I have a Django app that receives sensor data. This data is then processed and written to influxDB using the influxdb-client-python library. I would like to write the data in an asynchronous manner and thus return a response to the producer of the data before it is actually written to the database.

However, once I send this response I can no longer afford to lose this data. Since I can never be sure that the server will in fact be able to write the data to influxDB, I was thinking about first writing it to a file and returning a response after this is successful (similar to a WAL). This introduces new problems like making sure the WAL is actually written to a file and most importantly, making sure it is thread-safe since the server may be handling multiple requests concurrently.

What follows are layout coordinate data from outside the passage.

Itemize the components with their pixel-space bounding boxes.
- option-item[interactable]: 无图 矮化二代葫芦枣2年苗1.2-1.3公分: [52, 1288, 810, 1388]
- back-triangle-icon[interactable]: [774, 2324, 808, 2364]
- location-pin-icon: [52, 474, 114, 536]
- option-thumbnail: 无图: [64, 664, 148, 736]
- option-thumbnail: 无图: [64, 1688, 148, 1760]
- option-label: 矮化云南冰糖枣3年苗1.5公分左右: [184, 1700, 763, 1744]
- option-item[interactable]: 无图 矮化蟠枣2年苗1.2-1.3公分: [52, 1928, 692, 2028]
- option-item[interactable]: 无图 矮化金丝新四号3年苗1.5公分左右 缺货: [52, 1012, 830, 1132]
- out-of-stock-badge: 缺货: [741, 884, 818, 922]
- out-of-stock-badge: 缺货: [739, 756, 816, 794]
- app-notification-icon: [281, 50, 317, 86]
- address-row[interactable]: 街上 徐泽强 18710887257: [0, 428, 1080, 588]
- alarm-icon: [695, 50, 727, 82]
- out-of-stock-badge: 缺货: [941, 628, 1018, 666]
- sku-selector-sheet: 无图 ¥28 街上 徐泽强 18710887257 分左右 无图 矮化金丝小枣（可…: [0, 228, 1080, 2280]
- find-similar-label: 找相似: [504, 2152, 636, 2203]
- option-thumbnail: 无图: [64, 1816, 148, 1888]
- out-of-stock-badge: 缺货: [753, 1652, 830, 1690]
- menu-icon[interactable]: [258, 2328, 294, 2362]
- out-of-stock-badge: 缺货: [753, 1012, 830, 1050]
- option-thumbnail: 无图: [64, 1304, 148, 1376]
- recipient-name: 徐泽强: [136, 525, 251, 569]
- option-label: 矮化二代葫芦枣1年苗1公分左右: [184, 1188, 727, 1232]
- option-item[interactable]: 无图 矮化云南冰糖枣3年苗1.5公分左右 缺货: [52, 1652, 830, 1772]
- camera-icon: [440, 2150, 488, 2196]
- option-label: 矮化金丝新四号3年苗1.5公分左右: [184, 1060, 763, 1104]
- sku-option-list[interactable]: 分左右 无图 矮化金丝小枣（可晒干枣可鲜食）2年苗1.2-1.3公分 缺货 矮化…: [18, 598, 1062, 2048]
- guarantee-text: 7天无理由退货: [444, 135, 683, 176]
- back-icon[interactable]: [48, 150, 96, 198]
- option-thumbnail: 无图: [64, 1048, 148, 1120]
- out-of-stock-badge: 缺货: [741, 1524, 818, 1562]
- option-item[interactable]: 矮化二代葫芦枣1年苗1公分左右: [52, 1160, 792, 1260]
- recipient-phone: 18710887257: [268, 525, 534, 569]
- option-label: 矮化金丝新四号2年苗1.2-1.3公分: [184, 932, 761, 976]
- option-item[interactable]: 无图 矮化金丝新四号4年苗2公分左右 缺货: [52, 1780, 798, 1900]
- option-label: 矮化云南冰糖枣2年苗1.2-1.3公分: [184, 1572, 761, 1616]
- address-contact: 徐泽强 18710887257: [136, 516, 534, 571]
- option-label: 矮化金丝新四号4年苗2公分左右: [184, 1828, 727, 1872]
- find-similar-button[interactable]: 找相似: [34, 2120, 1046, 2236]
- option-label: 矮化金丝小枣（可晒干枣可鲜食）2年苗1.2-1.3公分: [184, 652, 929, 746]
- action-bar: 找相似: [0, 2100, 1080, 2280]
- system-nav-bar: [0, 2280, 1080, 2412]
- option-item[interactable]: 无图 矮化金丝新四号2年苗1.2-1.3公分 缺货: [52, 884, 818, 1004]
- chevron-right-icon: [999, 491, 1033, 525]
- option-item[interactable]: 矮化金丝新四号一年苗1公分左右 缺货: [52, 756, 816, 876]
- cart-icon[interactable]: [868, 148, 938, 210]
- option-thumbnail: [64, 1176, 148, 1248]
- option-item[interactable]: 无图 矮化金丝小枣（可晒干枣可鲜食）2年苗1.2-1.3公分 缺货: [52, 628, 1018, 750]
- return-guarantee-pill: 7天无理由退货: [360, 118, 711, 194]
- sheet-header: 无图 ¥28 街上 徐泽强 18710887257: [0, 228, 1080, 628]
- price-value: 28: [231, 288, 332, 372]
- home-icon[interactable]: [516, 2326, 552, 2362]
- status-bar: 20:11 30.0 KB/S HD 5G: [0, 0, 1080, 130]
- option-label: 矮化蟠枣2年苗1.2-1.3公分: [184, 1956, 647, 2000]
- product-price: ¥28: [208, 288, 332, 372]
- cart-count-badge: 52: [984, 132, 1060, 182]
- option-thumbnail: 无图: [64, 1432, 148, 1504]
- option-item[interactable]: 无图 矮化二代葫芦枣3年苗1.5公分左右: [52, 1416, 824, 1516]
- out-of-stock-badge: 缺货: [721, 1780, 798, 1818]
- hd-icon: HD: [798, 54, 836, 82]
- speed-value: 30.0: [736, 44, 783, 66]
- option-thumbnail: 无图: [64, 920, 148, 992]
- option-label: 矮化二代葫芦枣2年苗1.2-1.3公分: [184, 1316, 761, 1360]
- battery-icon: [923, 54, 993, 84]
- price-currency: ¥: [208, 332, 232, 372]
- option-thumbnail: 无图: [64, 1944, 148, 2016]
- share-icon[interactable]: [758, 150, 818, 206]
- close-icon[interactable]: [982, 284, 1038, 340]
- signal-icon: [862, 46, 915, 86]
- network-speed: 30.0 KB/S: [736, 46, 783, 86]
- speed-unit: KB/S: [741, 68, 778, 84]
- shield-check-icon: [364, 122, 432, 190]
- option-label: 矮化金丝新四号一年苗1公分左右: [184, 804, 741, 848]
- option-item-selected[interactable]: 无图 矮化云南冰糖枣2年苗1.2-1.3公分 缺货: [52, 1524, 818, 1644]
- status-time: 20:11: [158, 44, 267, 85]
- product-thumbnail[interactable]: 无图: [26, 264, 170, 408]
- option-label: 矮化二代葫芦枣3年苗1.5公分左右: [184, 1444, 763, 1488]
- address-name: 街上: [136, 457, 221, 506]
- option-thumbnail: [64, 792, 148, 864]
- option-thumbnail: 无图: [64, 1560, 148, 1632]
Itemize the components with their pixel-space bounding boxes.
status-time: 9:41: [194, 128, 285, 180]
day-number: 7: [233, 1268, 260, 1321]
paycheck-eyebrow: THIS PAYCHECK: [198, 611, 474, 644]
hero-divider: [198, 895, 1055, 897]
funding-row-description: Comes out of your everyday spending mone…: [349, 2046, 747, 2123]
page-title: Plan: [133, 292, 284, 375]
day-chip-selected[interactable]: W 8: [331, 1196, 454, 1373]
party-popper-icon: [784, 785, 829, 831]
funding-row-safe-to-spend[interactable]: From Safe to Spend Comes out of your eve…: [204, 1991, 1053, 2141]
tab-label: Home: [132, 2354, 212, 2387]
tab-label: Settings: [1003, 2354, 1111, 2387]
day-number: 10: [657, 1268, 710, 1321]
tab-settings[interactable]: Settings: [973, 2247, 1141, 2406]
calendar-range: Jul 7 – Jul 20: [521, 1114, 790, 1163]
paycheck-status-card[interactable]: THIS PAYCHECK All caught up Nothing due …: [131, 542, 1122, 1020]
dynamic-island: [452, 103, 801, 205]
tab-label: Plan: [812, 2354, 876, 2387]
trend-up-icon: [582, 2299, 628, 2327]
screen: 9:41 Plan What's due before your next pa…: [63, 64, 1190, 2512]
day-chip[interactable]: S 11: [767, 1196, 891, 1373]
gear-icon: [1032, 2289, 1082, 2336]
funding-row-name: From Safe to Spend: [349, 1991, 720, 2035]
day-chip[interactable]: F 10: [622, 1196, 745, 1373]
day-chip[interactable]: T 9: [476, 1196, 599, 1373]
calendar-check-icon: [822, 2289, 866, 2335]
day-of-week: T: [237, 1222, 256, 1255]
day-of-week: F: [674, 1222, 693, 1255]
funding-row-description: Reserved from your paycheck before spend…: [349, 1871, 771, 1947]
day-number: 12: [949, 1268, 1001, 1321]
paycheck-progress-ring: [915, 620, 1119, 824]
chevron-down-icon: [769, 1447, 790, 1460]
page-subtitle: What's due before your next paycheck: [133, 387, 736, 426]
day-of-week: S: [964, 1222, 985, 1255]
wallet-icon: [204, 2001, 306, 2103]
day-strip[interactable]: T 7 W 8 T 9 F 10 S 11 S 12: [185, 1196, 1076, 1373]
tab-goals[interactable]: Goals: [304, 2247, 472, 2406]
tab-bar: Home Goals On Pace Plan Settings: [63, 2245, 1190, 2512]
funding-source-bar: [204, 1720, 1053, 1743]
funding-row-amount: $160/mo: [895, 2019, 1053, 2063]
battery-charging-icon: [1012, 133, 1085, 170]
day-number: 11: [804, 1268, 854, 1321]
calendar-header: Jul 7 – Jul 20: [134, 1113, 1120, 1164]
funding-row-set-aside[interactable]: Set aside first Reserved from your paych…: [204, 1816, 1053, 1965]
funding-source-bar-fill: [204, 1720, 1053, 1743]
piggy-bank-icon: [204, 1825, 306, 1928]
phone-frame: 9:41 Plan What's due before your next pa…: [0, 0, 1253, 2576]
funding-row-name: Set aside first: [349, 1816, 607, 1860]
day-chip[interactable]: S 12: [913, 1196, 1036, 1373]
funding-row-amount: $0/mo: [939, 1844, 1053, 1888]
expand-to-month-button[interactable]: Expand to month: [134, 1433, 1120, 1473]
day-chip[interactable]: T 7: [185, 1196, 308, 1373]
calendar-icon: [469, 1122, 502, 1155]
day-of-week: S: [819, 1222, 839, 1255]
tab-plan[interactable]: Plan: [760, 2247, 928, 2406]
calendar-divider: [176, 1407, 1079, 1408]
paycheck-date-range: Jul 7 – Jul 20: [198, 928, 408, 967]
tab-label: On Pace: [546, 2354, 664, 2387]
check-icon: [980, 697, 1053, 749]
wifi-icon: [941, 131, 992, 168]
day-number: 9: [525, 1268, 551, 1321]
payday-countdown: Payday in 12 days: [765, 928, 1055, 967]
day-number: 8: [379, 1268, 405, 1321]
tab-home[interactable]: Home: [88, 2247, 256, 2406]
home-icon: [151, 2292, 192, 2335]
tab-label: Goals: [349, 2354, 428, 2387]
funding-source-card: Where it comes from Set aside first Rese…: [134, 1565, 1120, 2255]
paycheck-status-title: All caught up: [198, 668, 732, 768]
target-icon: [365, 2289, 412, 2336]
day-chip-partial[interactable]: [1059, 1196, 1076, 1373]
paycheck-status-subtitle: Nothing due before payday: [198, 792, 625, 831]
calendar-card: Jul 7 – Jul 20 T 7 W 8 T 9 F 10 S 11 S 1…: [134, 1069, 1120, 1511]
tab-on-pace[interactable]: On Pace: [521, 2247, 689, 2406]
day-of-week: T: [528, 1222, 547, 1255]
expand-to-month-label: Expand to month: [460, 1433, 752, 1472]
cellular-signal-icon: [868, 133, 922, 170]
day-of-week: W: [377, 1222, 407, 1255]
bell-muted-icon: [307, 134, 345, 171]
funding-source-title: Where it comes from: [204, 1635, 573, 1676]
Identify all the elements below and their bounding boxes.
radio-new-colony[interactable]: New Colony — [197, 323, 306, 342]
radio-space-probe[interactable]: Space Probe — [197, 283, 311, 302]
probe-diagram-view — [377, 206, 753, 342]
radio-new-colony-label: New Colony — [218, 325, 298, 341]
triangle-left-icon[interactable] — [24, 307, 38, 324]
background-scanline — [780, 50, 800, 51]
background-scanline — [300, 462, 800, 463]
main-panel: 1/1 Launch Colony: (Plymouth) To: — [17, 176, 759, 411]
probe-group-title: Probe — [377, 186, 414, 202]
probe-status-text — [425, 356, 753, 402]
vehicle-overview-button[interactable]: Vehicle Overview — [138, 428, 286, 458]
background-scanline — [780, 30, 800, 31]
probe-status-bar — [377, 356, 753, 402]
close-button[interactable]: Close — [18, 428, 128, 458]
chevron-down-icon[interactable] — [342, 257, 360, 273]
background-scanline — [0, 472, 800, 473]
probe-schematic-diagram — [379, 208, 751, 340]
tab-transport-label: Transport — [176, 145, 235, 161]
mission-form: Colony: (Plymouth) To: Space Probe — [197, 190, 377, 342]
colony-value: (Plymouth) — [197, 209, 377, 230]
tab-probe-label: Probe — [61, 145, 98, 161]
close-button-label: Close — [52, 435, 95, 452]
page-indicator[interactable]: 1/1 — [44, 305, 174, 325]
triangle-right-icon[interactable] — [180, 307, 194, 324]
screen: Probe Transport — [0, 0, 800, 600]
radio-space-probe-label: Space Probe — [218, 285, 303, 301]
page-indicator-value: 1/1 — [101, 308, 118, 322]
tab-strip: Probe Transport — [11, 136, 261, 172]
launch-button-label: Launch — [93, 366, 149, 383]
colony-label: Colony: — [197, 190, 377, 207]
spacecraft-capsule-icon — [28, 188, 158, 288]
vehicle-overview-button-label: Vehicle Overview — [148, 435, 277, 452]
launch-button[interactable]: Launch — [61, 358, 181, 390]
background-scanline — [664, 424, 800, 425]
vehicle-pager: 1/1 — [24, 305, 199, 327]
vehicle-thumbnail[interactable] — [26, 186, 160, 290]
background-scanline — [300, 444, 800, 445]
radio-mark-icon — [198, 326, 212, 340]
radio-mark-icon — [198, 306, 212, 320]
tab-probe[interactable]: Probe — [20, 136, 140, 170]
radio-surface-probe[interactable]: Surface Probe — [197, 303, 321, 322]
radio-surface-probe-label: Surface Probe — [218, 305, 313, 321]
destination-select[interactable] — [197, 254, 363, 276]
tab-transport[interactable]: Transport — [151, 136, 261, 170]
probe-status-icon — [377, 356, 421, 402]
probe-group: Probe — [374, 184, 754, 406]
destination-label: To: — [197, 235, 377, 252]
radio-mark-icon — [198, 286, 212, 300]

Is there any better way of doing this, maybe built-in in Django?


Solution

  • That sounds like a queue, background tasks, etc. You are right, it just displaces the issue, but queues are highly reliable as well.

    The standard libs for doing this with Django and/or Rest Framework are:

    • Celery - Full featured, mature, pluggable queue backends
    • Django RQ - Simpler, uses only redis

    Celery is probably the right starting point here, since it lets you use a "real" queue backend, but Django RQ+redis will also work if there isn't a ton of load.

    Without knowing anything more about your app or architecture, its hard to say more. There are a lot of queuing systems (Rabbit, ZeroMQ, AWS SQS, Google's, etc). You can also look into building the queue+processor using, for example, AWS SQS and AWS Lambda Functions (or google versions).